2 Şubat 2011 Çarşamba

SİYAH DENİZ

ordu...

Denizin karşısına geçip bir şeyler yazmayalı ne çok olmuş...
Demek ki yazılarım bu yüzden kuruydu...Dalga sesi olmadan yazılan tüm yazılar gibi;oysa şimdi karşımda siyah bir deniz...Sabah mavidir deniz,bazen yeşil, beyaz köpüklü bir sonsuzluk...


Ama düşündüm de şimdi siyah deniz kulağa çok hoş geliyor...Evet evet gece denize girmeyi seven ben bu "sıfat tamlama"sına bayıldım...



Siyah deniz...



Peki ben herkes sıcacık yatağında uyurken neden oturmuş saçmalıyorum? Bazen ben bile bilmiyorum neden yazdığımı...Nedensiz olan her şey gibi bu durum hoşuma gidiyor...

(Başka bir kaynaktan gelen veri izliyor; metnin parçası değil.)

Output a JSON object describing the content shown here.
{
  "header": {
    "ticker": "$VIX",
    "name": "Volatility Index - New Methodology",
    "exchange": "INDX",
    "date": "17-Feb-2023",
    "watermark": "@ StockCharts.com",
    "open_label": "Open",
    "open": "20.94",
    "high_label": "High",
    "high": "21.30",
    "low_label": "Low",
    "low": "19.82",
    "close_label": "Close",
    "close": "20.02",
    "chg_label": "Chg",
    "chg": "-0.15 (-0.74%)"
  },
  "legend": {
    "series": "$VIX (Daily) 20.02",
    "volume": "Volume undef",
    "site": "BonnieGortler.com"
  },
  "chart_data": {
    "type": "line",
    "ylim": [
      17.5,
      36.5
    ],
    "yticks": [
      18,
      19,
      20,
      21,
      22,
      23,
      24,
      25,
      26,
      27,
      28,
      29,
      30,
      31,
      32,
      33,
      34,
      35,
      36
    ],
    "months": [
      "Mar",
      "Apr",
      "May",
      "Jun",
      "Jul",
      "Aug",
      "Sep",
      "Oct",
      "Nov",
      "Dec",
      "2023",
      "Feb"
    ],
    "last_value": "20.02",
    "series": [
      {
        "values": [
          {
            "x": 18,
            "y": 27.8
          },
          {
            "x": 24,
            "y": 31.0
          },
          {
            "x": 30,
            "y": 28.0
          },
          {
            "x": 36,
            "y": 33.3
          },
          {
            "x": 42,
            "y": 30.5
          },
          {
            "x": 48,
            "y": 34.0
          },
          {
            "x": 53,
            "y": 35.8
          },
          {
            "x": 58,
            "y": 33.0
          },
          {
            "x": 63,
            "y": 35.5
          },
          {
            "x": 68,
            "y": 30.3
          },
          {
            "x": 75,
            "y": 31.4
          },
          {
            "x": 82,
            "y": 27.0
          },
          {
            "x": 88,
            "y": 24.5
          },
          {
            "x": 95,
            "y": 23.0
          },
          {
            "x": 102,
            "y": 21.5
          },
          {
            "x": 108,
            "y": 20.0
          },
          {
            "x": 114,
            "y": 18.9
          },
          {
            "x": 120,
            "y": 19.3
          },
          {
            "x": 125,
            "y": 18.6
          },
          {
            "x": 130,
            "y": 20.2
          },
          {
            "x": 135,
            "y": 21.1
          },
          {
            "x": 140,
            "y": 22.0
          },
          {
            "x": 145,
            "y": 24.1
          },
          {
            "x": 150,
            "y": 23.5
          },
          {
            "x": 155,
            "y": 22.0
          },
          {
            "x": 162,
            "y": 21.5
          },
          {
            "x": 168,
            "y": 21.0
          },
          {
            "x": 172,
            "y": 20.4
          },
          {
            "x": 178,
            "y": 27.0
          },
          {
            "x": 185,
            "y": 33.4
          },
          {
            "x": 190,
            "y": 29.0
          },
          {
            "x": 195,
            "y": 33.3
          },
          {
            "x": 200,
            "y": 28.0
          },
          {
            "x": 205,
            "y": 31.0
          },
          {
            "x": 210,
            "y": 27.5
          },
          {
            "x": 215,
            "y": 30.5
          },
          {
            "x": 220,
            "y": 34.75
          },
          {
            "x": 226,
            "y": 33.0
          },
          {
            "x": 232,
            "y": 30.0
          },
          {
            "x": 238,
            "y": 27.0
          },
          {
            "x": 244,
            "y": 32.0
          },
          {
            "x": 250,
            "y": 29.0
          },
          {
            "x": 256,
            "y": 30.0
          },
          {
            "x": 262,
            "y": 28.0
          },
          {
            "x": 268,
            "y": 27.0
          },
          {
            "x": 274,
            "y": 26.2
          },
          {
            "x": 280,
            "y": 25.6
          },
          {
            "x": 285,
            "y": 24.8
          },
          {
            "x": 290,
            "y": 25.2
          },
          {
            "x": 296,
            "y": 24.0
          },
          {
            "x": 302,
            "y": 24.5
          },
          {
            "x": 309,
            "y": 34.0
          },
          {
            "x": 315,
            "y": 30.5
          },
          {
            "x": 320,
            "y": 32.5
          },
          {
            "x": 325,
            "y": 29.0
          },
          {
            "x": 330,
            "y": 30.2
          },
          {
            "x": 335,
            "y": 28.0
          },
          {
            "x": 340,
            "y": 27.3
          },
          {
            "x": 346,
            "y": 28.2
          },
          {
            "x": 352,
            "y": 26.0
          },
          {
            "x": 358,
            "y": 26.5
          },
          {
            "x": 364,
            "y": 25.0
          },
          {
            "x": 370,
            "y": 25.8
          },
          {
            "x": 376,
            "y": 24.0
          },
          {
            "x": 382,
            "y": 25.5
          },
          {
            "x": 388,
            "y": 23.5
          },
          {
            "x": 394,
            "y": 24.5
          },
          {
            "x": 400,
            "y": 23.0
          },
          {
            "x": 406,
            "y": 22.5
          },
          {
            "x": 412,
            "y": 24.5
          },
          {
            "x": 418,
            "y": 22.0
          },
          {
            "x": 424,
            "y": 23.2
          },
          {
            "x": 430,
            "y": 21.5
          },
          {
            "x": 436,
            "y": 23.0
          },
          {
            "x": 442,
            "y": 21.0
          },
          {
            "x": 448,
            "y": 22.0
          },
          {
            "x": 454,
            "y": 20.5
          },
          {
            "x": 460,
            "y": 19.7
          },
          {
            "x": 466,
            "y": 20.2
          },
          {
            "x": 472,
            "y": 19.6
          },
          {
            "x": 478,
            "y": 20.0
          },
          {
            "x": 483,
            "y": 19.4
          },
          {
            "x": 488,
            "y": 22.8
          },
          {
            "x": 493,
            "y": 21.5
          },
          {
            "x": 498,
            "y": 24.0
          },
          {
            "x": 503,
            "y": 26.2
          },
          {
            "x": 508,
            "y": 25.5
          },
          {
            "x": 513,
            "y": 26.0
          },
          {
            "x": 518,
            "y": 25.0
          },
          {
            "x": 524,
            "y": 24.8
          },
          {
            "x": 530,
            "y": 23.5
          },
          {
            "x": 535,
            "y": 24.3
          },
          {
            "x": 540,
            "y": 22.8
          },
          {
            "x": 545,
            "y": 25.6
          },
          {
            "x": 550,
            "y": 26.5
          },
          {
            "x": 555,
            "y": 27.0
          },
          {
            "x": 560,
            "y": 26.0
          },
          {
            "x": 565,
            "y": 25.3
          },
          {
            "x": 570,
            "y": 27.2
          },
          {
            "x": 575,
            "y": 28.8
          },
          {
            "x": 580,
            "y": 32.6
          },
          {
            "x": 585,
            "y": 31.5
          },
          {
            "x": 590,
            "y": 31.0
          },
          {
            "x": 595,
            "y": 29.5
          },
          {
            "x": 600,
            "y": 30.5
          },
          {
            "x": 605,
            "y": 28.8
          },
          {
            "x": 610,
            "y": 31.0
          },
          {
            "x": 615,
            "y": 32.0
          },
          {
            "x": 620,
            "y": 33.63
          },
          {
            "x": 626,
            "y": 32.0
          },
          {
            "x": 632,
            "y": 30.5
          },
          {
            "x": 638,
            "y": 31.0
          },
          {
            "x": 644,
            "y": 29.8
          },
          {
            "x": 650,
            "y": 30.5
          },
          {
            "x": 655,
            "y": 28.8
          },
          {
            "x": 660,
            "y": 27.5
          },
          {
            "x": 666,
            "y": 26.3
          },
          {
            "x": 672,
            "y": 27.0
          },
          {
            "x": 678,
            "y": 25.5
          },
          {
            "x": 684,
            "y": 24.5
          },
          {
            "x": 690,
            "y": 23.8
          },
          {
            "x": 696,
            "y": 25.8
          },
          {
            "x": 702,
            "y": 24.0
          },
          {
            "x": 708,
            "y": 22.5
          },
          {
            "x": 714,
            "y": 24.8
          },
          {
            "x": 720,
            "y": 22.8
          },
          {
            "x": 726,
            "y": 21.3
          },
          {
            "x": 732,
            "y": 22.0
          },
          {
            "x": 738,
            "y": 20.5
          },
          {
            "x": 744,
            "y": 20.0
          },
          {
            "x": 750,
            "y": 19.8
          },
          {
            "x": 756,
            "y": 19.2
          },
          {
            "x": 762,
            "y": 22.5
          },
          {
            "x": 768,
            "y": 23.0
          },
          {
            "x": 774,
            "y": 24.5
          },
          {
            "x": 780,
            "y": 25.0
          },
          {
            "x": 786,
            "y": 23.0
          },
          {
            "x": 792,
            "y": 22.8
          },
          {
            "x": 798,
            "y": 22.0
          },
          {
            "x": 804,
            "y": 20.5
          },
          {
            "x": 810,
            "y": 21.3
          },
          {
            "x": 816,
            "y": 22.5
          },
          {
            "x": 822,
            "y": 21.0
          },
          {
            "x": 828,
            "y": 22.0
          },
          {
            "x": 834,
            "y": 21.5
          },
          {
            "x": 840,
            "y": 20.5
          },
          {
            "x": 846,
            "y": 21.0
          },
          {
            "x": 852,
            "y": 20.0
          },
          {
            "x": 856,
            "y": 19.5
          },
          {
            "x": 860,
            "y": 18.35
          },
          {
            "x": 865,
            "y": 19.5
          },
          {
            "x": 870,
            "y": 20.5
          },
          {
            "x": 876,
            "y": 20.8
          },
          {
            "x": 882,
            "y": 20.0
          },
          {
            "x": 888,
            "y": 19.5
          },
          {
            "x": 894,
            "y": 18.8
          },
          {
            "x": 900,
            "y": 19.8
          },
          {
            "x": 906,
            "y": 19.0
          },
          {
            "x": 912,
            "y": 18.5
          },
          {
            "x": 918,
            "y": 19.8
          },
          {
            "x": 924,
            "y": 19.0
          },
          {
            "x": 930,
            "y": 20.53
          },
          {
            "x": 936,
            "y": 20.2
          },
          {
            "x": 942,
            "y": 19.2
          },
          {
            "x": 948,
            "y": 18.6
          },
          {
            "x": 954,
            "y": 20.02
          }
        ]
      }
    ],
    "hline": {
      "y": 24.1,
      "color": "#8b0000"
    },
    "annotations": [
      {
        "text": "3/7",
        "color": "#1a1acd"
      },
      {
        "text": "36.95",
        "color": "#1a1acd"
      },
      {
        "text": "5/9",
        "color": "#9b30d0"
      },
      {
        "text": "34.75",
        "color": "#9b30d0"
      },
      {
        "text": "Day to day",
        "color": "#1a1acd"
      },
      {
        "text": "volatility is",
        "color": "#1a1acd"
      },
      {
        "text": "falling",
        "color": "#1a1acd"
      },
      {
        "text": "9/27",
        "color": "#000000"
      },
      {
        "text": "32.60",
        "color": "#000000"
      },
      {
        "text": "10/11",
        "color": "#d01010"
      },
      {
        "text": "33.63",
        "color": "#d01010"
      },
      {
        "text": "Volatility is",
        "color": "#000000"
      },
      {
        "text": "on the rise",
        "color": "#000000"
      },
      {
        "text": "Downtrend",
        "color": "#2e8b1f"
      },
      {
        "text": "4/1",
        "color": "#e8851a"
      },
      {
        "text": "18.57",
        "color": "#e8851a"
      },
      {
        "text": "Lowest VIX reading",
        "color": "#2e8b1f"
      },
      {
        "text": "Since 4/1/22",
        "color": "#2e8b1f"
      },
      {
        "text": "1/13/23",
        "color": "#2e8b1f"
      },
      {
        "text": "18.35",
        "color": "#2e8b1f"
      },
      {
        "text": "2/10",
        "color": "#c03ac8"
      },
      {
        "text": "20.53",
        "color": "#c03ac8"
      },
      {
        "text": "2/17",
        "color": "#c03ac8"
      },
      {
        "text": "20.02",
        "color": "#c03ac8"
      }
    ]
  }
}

Nedensiz sevmek,nedensiz yazmak,nedensiz mutlu olmak,nedensiz...

iŞTE kaçmanın en kolay yolu...Aptal olmayın nedensiz hiçbir şey olmaz...Bu arada ben aptalım;çünkü nedenlerim yok benim..."Bilmiyorum ki içimden geldi" işte bu benim lafım=)=)


Neyse bu yazdıklarım girizgahtı...

Şimdi başka konulardan bahsedelim...

Son günlerde neyi fark ettim biliyor musunuz? Klişe olan hiçbir şeyi sevmiyorum ve inanmıyorum... Ne mi bunlar alın size buz tutmuş cümleler:
sen özelsin,iyi birisin ve bir sürü komik cümle...


Özelsem söylememelisin bunu,ben hissetmeliyim...
İyi insan... O kadar içi boş bir söylem ki resmen ne diyor bu tamlama biliyor musuz?
_işte içeriği:offf yeter iyisin tamam;ama sadece o kadar...


İnsanları acıtmaktan korkarız.Gerçekleri direk söylemeyiz söyleyemeyiz belkide...İşte bu yüzden ima ederiz...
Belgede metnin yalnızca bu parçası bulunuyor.